Indirect prompt injection

Indirect prompt injection happens when an AI system ingests untrusted content (like a web page or document) that contains hidden instructions that the model follows.

Quick answer

The fastest way to reduce AI risk is to control what can be typed, pasted, and uploaded in the browser. Combine governance (approved tools and data boundaries) with browser-layer enforcement. When users browse unknown destinations as part of AI workflows, isolation reduces endpoint exposure by running web content in an isolated container and streaming only rendered output; sessions are deleted after use.

When you need this

  • Employees paste internal data into AI prompts to move faster.
  • You need policy enforcement in the browser, not just training and documents.
  • You want to allow AI productivity while preventing sensitive data loss.

Last updated

2026-01-29

Affected tools

  • RAG assistants
  • Browser-based AI agents
  • AI copilots with tool access
  • Automations that read web content

How it usually happens in the browser

  • An AI workflow fetches web pages, emails, tickets, or docs as context for an answer.
  • The fetched content includes hidden or subtle instructions aimed at the model.
  • The model treats those instructions as higher priority than the user’s request or system rules.
  • If the agent has tools, it may browse, click, summarize, or exfiltrate data based on those instructions.
  • The user trusts the output because it appears to be sourced from legitimate content.

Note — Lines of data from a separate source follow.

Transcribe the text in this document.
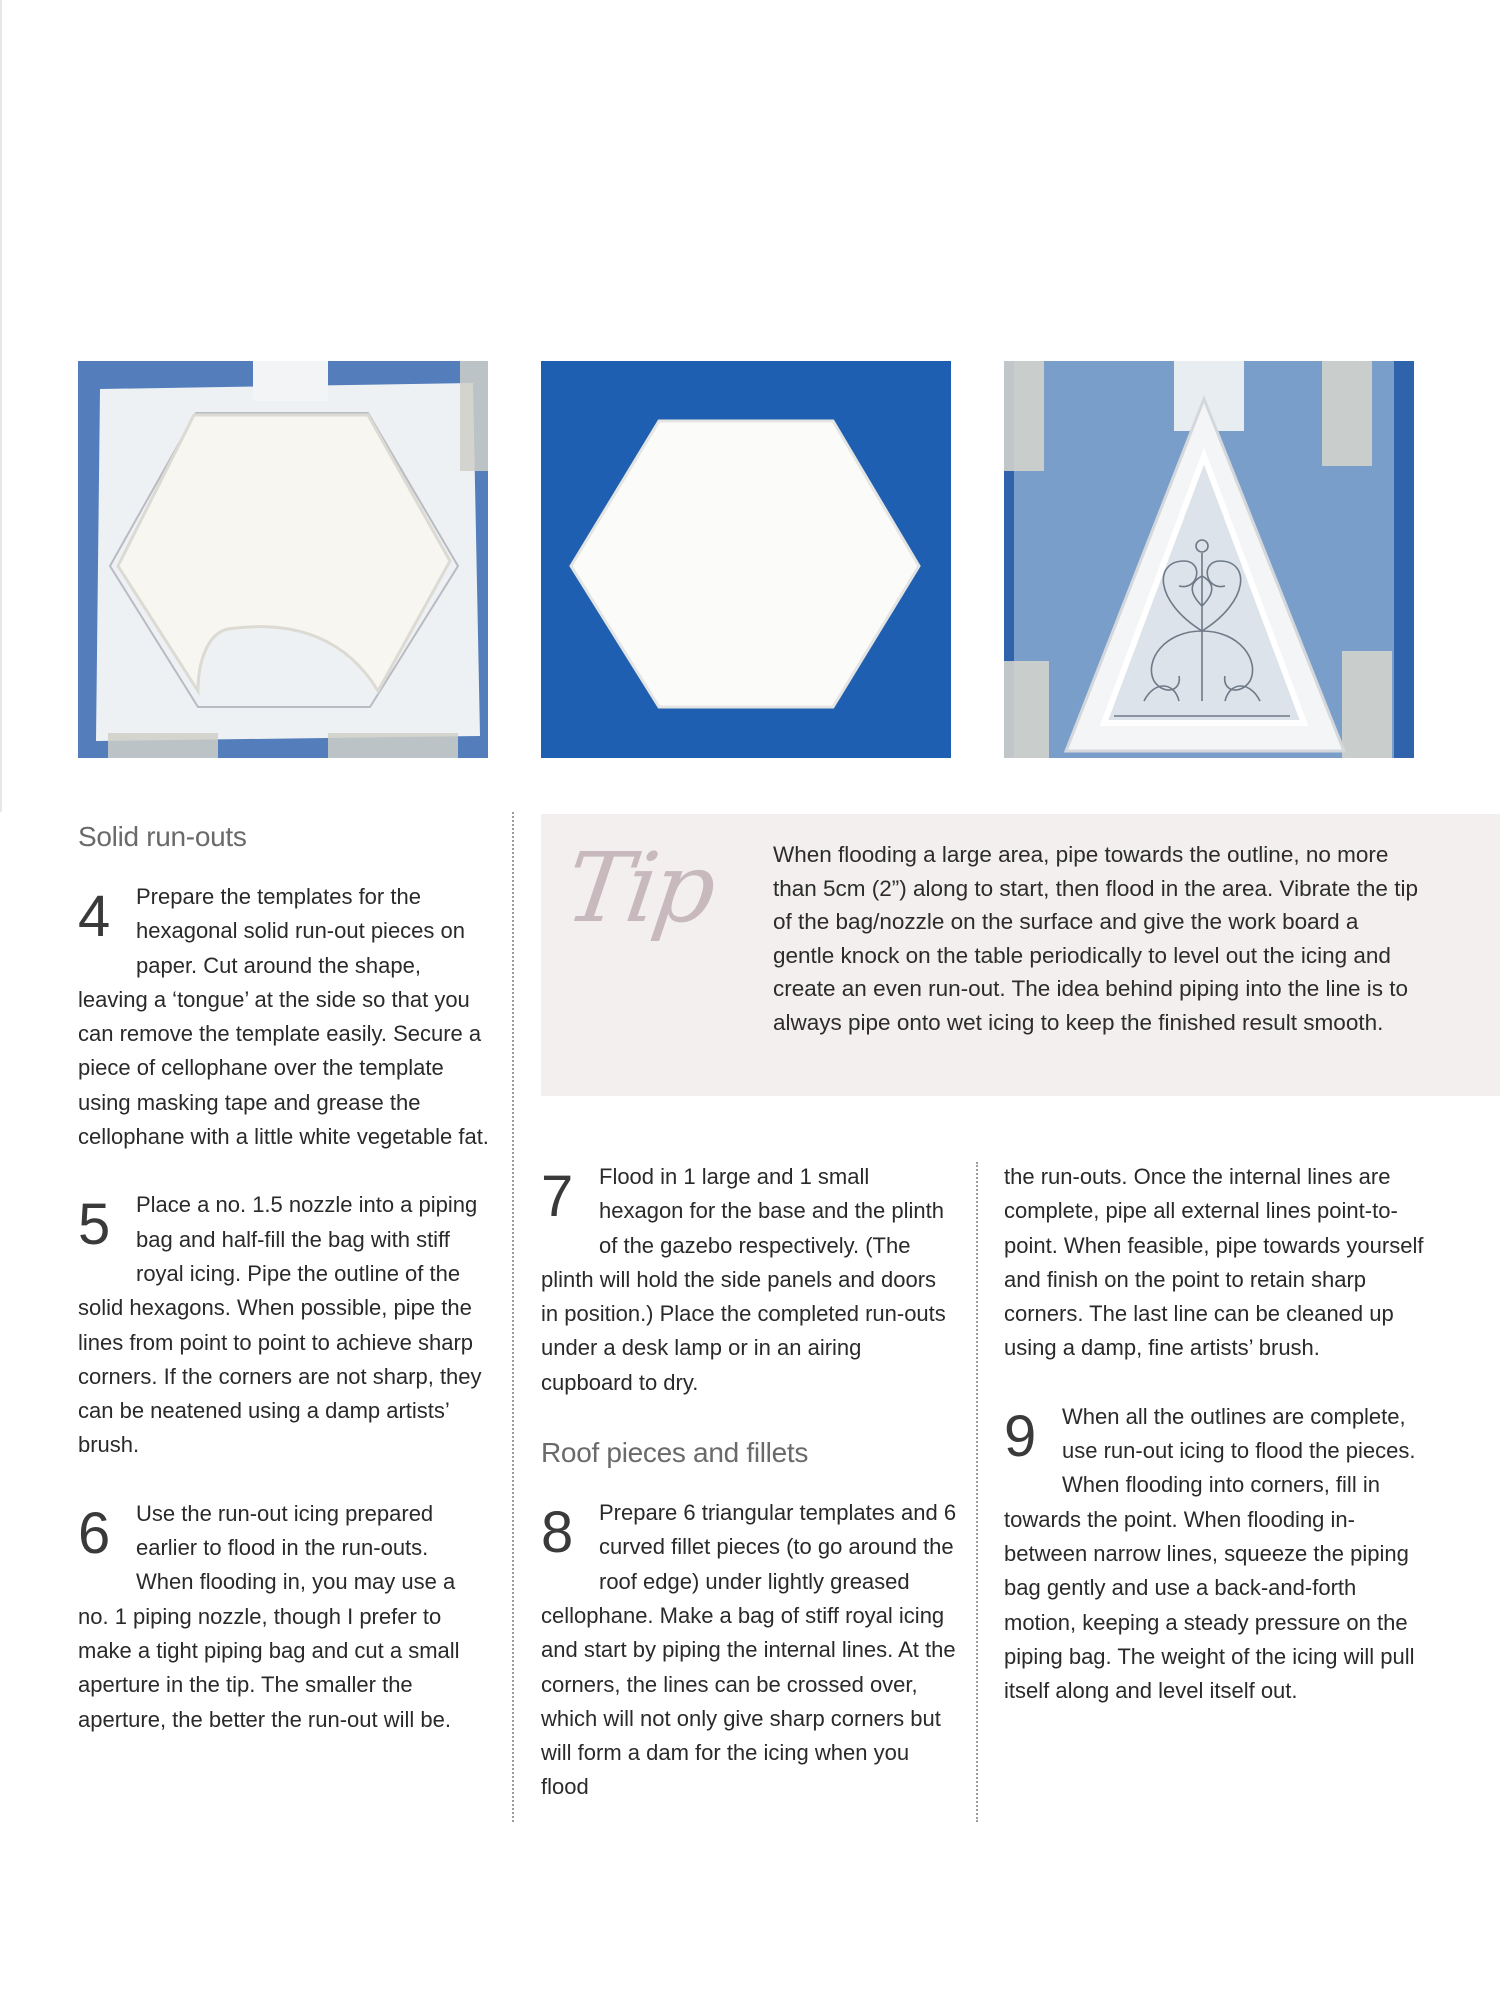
Tip When flooding a large area, pipe towards the outline, no more than 5cm (2”) along to start, then flood in the area. Vibrate the tip of the bag/nozzle on the surface and give the work board a gentle knock on the table periodically to level out the icing and create an even run-out. The idea behind piping into the line is to always pipe onto wet icing to keep the finished result smooth.
Solid run-outs
4	Prepare the templates for the hexagonal solid run-out pieces on paper. Cut around the shape, leaving a ‘tongue’ at the side so that you can remove the template easily. Secure a piece of cellophane over the template using masking tape and grease the cellophane with a little white vegetable fat.

5	Place a no. 1.5 nozzle into a piping bag and half-fill the bag with stiff royal icing. Pipe the outline of the solid hexagons. When possible, pipe the lines from point to point to achieve sharp corners. If the corners are not sharp, they can be neatened using a damp artists’ brush.

6	Use the run-out icing prepared earlier to flood in the run-outs. When flooding in, you may use a no. 1 piping nozzle, though I prefer to make a tight piping bag and cut a small aperture in the tip. The smaller the aperture, the better the run-out will be.

7	Flood in 1 large and 1 small hexagon for the base and the plinth of the gazebo respectively. (The plinth will hold the side panels and doors in position.) Place the completed run-outs under a desk lamp or in an airing cupboard to dry.

Roof pieces and fillets
8	Prepare 6 triangular templates and 6 curved fillet pieces (to go around the roof edge) under lightly greased cellophane. Make a bag of stiff royal icing and start by piping the internal lines. At the corners, the lines can be crossed over, which will not only give sharp corners but will form a dam for the icing when you flood

the run-outs. Once the internal lines are complete, pipe all external lines point-to-point. When feasible, pipe towards yourself and finish on the point to retain sharp corners. The last line can be cleaned up using a damp, fine artists’ brush.

9	When all the outlines are complete, use run-out icing to flood the pieces. When flooding into corners, fill in towards the point. When flooding in-between narrow lines, squeeze the piping bag gently and use a back-and-forth motion, keeping a steady pressure on the piping bag. The weight of the icing will pull itself along and level itself out.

What traditional defenses miss

  • Teams assume “reading the web” is safe for AI tools, but the web is adversarial.
  • Hidden instructions can be embedded in HTML/CSS, comments, or low-visibility text.
  • Tool-enabled agents make indirect injection more dangerous because they can take actions, not just answer questions.
  • Standard web security controls don’t account for instruction-following vulnerabilities in LLM workflows.

Mitigation checklist

  • Sanitize and label retrieved content; strip hidden text and isolate content from instructions.
  • Constrain tool access and use allowlists for retrieval sources where possible.
  • Add “instruction filtering” layers that treat retrieved text as data, not directives.
  • Require human confirmation for actions that change state (send email, approve access, modify settings).
  • Continuously test indirect injection vectors in your retrieval and agent pipelines.

How isolation helps

  • Isolation reduces endpoint exposure when users browse unknown pages that they plan to feed into AI tools.
  • It provides a safer boundary for web exploration and investigation by running content in isolated containers and deleting sessions afterward.
  • Isolation complements AI-side mitigations by reducing the overall risk of interacting with untrusted web content.

FAQs

Why is it called “indirect”?

Because the user doesn’t paste the malicious instruction directly. The AI picks it up indirectly from content it retrieves or reads.

Does this require model jailbreaks?

Not necessarily. It often works through normal instruction-following behavior when the model can’t reliably separate trusted instructions from untrusted content.

Is this only a risk for agents?

Agents amplify the risk, but even simple RAG Q&A systems can leak sensitive data or produce harmful outputs if they ingest adversarial content.

What’s the simplest control?

Treat retrieved content as untrusted data: sanitize it, constrain tools, and require human approval for high-risk actions.